Im triumphatorischen Schmuck, in die prachtvolle Palmata gehüllt, den vergoldeten Lorbeerkranz um die Schläfe, stand Cerialis in dem Schreibgemache Vespasians: nach der ihm im voraus gewordenen Verstattung durfte er, wenn auch der Kaiser allein wegen der Siege seiner Feldherren den Triumphzug hielt, diese beiden triumphatorischen Ehrenzeichen tragen. Es war der stolzeste Tag in des Siegers an Kämpfen und an Siegen reichem Leben.

Geraume Zeit mußte der Angemeldete harren: es hieß, Vespasianus sei beschäftigt, sich von den Sklaven das Festgewand anlegen zu lassen.

So hatte jener Muße, den Erinnerungen nachzuhängen, die dieser Raum ihm erweckte. Hier hatte er gestanden: – vor diesem Citrustisch – wieder war er mit Briefen und Urkunden bedeckt – noch nicht vier Monate waren es – eine ganze Woche fehlte – ein schwer verklagter Mann; hier hatte er Leben und Ehre dafür verpfändet, ein Werk zu vollenden, ein großes schweres Werk: – er kannte keinen unter seinen Waffengenossen, keinen, der das in gleicher, so kurz gesteckter Frist übernommen hätte: – er aber, er hatte es vollendet! Hier stand er wieder in dem gefährlichen Palast der Cäsaren: – ein stolzer Mann.

Er hörte den Schritt des nahenden Imperators: sein nachschleppender Purpur rauschte heran: wohlan, er mochte kommen. Hoch richtete sich der Feldherr auf.

Es befremdete ihn, daß der Herrscher nicht allein erschien: – hatten sie beide doch allein um jenen Vertrag, um jene bedingte Begnadigung gewußt: – unwillkürlich warf er einen raschen Blick nach dem geheimen Fach an der Wand, aus welchem damals Vespasian die lebensbedrohliche Urkunde genommen: sie war wohl längst zerstört, – das Fach stand geöffnet: es war leer.
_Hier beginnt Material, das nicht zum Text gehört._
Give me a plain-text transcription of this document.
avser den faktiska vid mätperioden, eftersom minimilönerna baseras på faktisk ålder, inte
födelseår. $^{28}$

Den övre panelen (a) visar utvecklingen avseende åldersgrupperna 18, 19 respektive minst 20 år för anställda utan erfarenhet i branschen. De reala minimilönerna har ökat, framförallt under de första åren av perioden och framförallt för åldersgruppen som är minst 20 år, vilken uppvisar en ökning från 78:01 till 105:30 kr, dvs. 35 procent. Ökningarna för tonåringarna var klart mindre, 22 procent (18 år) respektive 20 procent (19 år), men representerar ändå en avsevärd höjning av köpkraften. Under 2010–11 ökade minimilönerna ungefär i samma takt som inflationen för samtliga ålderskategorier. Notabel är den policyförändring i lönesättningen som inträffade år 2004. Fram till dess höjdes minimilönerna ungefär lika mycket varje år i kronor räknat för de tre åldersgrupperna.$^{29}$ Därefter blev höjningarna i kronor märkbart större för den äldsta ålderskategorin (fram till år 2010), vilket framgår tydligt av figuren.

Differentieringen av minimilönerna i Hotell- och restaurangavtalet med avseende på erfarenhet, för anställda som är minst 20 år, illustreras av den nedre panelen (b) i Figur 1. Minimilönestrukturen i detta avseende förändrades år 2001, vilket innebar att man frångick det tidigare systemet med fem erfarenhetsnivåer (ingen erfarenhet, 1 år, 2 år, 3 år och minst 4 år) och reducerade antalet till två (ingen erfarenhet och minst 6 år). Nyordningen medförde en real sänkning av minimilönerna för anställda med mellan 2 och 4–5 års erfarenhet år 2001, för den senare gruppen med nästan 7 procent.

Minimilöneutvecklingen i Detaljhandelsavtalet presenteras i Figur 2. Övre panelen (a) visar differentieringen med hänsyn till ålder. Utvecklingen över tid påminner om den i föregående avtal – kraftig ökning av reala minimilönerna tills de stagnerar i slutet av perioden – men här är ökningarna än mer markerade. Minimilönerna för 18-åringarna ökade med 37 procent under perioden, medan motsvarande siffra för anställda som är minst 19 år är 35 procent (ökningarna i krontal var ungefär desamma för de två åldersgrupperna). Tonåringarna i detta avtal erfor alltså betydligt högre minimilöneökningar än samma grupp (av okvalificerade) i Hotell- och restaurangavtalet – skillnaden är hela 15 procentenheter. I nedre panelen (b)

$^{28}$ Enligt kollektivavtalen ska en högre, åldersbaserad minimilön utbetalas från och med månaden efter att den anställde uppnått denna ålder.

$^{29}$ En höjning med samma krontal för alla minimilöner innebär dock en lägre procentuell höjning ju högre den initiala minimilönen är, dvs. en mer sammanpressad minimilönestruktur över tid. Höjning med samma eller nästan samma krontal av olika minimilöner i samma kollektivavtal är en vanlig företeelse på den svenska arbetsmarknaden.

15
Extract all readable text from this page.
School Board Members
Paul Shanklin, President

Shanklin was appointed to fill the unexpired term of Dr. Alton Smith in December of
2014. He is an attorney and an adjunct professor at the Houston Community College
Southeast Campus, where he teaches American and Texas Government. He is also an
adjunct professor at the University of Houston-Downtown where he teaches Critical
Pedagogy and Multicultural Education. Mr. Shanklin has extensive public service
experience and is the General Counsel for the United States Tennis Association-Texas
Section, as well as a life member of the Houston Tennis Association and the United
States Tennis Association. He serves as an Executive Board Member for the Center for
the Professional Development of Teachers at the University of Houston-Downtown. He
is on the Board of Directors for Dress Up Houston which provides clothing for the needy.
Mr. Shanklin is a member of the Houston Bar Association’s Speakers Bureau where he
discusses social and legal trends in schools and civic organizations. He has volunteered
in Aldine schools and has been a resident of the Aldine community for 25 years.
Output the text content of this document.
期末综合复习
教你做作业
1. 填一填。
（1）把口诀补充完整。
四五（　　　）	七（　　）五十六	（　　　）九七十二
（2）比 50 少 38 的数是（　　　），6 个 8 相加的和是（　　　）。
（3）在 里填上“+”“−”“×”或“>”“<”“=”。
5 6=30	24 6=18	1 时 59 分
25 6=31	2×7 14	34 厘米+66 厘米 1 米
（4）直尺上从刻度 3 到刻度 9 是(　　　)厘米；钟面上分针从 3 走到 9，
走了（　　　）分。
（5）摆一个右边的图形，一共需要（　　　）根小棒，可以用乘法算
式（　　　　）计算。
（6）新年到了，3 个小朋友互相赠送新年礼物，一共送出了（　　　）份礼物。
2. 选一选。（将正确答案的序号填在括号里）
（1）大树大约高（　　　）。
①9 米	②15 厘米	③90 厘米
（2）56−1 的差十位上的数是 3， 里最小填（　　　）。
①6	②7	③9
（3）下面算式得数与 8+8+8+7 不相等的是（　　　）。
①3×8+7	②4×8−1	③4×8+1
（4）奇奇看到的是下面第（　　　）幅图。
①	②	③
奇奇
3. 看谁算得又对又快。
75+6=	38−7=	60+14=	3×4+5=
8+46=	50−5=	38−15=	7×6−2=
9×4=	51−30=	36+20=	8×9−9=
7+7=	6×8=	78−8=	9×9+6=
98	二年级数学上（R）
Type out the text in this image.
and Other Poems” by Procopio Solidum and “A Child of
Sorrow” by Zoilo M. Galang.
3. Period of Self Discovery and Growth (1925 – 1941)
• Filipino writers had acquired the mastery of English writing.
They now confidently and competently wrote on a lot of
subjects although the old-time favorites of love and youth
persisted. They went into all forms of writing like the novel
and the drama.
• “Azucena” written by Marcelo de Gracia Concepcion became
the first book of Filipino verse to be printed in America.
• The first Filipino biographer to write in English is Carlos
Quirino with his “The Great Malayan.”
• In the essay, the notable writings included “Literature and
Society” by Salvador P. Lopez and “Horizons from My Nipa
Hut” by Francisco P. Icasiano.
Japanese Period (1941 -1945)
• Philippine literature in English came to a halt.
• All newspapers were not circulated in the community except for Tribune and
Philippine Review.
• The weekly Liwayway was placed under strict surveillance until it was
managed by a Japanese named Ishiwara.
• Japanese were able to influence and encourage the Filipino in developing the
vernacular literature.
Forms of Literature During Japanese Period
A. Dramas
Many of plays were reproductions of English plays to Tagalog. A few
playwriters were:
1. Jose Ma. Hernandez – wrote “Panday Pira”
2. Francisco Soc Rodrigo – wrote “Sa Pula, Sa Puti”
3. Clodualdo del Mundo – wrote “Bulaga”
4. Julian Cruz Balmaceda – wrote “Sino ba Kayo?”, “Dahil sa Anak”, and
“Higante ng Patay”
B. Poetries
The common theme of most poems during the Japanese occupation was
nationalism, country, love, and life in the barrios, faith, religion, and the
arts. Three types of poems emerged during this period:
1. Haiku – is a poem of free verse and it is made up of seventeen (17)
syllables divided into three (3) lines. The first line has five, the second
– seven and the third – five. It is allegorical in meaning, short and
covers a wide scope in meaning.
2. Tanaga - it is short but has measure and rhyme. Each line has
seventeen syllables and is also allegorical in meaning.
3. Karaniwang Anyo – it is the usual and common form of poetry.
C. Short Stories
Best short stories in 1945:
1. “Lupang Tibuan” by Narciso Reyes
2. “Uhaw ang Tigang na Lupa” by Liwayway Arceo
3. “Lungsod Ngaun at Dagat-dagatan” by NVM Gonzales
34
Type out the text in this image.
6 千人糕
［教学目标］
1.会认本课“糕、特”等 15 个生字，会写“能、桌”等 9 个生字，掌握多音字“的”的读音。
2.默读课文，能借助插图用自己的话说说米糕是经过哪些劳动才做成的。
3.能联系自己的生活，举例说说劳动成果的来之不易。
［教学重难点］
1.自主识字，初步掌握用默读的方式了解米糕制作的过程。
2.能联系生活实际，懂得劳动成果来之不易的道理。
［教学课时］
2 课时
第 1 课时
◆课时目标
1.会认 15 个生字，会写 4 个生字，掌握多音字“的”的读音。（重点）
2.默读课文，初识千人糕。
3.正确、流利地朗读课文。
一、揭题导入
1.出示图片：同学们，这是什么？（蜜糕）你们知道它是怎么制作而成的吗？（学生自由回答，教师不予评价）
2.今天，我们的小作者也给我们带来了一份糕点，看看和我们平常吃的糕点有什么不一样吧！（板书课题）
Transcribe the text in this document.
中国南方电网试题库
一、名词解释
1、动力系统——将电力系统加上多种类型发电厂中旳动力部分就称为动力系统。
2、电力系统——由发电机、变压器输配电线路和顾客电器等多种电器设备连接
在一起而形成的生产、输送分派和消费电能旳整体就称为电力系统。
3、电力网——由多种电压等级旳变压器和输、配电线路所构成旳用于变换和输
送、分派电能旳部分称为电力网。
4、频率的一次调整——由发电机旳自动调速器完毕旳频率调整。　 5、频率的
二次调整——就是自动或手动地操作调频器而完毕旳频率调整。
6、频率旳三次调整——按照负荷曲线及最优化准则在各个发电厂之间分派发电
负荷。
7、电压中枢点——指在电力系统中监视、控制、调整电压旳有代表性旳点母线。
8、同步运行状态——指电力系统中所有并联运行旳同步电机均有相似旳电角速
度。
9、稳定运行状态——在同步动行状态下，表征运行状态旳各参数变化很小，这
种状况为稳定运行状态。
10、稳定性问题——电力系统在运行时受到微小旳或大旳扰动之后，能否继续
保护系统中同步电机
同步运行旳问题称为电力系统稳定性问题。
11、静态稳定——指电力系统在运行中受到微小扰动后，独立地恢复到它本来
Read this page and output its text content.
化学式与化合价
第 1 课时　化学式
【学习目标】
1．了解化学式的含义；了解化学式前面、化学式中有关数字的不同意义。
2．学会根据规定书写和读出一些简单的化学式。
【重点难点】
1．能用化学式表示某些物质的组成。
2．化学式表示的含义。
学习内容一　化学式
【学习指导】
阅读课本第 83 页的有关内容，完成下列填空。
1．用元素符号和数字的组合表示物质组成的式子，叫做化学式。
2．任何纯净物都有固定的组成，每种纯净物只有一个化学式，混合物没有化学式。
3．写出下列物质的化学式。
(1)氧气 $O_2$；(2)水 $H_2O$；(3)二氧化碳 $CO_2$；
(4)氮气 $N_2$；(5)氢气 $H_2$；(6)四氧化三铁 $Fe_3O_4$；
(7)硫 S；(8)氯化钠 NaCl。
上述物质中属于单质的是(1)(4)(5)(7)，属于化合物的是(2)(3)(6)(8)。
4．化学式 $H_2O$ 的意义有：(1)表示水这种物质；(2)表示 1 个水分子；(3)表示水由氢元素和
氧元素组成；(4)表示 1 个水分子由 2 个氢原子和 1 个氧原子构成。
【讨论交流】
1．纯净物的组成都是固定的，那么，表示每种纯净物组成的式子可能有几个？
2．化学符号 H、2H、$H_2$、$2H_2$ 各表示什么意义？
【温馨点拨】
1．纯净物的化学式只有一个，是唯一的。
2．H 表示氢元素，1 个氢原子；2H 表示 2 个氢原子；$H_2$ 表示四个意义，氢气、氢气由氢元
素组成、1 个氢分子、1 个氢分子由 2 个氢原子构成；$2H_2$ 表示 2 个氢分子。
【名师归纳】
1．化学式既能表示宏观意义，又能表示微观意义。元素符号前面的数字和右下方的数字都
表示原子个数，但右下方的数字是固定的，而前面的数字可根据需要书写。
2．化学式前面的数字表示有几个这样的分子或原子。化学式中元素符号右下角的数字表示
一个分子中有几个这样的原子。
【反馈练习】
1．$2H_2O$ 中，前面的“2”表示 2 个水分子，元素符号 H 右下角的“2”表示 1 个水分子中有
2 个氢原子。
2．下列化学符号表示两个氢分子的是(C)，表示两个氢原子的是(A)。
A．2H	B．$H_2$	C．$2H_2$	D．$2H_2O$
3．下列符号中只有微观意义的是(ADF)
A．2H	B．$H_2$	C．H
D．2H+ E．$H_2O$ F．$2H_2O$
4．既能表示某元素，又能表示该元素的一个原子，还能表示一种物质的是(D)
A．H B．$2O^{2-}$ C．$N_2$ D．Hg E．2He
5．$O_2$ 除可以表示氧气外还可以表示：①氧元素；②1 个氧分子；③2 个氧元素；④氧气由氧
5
Nun trat Vespasianus ein: ihm folgten in das Gemach seine beiden Söhne und Mucianus, seine rechte Hand, dem Feldherrn, wie dieser wußte, wenig hold: ernst sahen sie alle darein, auffallend ernst für einen Tag des Triumphes: sein Auge suchte das des freundlichen Titus: er fand es nicht; mit gefurchter Stirn sah der Kaisersohn zu Boden.

Des Vespasianus hohe Gestalt machte überwältigenden Eindruck: der Imperator trug bereits die Gewandung des Triumphators: diese war aber keine geringere, als die des kapitolinischen Jupiters selbst, die soeben aus dem Tempelschatz abgeholt worden war: die purpurne, mit Goldfäden gestickte Tunica palmata und die gleichfarbige, mit goldenen Steinen übersäte Toga picta und goldene Sandalen; in der Linken trug er das lange Scepter von Elfenbein, gekrönt mit dem blitztragenden Adler und das gewaltige Haupt umrahmte der dunkelgrüne Lorbeer. Er nahm nun Platz dem Feldherrn gegenüber auf einem purpurbehangenen Stuhl von Elfenbein; seine beiden Söhne stellten sich an seine beiden Seiten, Mucianus hinter ihn.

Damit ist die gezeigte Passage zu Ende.